There were some who were the part of the eternal fashion brigade with their carefully made up hair and over-the-top make up desperate for some one to notice them and pass a comment or two. I do not know if they succeeded in their mission to show case their fashion because I was busy looking at my festival program which was falling to pieces since I kept folding and unfolding it. For this once, I wished I could split my self some how and attend every session that was happening in every hall at the same time.
When the sessions ended and I made my way to the main gate, I realized that this festival supports an entire ecosystem. There were home owners who were busy selling home made eatables to the people who walked past their shops and stalls in the small gali of the Diggi Palace Hotel. Everyone was busy displaying their wares whether it was dresses, furniture or jewelry. Some people made their way to waiting hotel shuttles while some had plans to go shopping in Jaipur’s walled city.
With chockablock hotels and streets teeming with tourists from other countries, Jaipur’s literature festival has become a Mecca for book and music lovers who come here to soak their minds into the knowledge streams that flow in ever session.

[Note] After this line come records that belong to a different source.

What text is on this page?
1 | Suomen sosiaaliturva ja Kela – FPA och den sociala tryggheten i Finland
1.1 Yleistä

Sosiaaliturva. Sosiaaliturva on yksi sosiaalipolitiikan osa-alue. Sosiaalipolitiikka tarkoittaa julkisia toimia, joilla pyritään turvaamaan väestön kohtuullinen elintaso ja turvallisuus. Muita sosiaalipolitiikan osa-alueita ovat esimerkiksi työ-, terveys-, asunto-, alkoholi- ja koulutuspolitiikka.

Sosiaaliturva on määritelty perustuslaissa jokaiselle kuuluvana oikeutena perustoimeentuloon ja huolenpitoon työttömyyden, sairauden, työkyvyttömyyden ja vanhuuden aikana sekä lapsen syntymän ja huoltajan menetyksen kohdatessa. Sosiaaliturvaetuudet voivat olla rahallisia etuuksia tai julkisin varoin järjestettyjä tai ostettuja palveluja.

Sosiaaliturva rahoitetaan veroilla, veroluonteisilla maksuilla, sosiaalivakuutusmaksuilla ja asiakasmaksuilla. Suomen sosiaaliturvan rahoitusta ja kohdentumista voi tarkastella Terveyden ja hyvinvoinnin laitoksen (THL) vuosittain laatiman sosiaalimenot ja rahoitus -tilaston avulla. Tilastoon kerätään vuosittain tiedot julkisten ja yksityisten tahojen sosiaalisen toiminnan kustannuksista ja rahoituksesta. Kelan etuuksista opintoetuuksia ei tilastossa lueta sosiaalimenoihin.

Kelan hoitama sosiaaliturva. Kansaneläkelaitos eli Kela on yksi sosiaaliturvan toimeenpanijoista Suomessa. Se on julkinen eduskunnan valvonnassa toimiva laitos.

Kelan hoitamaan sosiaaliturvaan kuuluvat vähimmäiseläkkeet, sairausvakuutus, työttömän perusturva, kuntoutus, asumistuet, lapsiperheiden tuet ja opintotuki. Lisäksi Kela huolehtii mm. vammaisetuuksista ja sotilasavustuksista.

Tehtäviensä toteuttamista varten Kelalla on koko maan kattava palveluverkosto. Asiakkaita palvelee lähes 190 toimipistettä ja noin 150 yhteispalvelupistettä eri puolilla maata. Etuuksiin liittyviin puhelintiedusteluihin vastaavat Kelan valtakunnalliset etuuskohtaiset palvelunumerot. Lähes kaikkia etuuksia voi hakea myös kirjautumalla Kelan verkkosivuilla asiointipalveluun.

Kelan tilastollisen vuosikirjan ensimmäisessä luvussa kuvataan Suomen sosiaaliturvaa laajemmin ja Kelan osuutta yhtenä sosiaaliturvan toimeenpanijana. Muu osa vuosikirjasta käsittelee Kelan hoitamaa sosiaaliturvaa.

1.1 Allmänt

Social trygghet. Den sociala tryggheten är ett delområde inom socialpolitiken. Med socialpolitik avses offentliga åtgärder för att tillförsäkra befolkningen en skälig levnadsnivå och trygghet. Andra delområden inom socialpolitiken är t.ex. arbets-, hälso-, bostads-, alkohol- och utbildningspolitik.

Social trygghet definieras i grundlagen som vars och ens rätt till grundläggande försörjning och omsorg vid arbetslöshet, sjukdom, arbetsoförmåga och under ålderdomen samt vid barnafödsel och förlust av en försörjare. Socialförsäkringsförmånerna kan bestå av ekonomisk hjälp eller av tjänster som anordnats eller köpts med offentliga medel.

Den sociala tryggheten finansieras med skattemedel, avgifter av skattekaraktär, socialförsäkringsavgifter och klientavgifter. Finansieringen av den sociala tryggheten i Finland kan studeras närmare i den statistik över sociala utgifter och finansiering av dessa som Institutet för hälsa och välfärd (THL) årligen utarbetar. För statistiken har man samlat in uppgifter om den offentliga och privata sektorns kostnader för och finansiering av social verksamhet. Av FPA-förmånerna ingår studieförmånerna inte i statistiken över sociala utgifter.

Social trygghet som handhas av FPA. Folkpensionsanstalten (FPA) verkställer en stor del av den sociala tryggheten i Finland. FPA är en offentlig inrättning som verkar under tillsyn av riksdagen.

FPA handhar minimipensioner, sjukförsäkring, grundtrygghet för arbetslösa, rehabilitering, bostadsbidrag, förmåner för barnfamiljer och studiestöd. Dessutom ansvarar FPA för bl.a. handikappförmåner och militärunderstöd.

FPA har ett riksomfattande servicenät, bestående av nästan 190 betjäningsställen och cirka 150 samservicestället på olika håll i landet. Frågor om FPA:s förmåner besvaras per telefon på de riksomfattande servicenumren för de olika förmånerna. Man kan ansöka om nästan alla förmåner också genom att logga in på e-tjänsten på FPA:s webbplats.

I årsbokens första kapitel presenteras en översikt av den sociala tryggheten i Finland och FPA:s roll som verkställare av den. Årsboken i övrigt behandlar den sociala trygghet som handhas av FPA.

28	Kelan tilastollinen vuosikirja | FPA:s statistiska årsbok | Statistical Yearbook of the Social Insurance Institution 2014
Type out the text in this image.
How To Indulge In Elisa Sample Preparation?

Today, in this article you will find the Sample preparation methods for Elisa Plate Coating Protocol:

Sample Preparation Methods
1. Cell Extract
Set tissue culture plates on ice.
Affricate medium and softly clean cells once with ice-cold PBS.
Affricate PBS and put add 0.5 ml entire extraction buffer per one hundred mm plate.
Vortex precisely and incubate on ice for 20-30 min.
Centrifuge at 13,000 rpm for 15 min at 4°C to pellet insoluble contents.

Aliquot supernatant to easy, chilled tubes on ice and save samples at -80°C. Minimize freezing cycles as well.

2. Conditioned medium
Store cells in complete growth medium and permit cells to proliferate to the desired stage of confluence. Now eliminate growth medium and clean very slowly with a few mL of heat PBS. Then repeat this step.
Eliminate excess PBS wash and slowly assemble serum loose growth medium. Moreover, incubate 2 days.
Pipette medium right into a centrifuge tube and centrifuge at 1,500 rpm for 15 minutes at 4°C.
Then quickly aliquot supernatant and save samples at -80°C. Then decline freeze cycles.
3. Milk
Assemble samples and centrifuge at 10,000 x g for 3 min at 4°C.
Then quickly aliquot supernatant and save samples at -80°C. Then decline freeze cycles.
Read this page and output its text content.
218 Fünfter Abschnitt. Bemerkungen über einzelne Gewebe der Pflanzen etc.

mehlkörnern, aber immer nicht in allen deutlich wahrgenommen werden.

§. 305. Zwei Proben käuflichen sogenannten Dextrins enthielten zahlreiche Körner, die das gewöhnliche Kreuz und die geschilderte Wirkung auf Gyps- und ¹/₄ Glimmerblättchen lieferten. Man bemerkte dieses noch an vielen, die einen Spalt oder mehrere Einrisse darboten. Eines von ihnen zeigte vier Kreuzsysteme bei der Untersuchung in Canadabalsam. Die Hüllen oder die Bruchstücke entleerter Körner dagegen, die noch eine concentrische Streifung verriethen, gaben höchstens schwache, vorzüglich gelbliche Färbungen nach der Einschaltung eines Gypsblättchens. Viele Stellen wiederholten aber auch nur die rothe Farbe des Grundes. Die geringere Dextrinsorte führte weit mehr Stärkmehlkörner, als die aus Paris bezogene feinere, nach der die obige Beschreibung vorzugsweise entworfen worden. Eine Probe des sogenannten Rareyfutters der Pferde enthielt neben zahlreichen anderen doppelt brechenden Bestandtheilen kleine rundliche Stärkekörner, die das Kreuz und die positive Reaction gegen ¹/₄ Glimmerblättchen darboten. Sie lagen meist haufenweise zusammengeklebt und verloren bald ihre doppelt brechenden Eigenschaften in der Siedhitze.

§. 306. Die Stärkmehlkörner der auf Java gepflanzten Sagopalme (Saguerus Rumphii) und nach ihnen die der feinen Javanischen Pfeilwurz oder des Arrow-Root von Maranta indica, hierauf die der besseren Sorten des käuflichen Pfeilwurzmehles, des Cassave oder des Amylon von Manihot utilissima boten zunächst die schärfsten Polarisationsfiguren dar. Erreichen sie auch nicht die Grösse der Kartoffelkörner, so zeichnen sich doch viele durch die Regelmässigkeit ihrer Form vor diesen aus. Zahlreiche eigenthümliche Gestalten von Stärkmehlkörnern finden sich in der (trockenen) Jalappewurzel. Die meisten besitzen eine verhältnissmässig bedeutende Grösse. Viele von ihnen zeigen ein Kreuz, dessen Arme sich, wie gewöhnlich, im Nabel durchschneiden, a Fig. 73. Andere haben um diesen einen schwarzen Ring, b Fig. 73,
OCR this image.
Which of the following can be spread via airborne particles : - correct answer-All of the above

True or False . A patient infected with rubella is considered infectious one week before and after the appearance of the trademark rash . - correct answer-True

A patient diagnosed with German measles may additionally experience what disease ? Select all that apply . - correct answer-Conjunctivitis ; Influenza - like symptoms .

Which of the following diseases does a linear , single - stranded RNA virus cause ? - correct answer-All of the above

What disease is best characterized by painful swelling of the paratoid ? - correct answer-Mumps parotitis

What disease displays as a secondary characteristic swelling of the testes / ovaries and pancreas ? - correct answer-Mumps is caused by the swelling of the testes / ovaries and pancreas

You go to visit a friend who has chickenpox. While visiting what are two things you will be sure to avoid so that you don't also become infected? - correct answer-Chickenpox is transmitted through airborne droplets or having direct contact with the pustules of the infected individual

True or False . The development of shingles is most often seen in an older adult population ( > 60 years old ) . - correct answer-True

I have been to Literature Festivals in other parts of the country including Goa and Kerala but nothing comes close to what JLF has done for Jaipur or Rajasthan or India. It has ensured that India figures in the calendar of every literature aficionado in the world and author who wants to either hear people speak or get heard.
This article by Shailaza Singh appeared in Rashtradoot’s Arbit section on 29 January, 2020. We’ve featured it on this blog for those who would like to read it but do not have the access to the newspaper.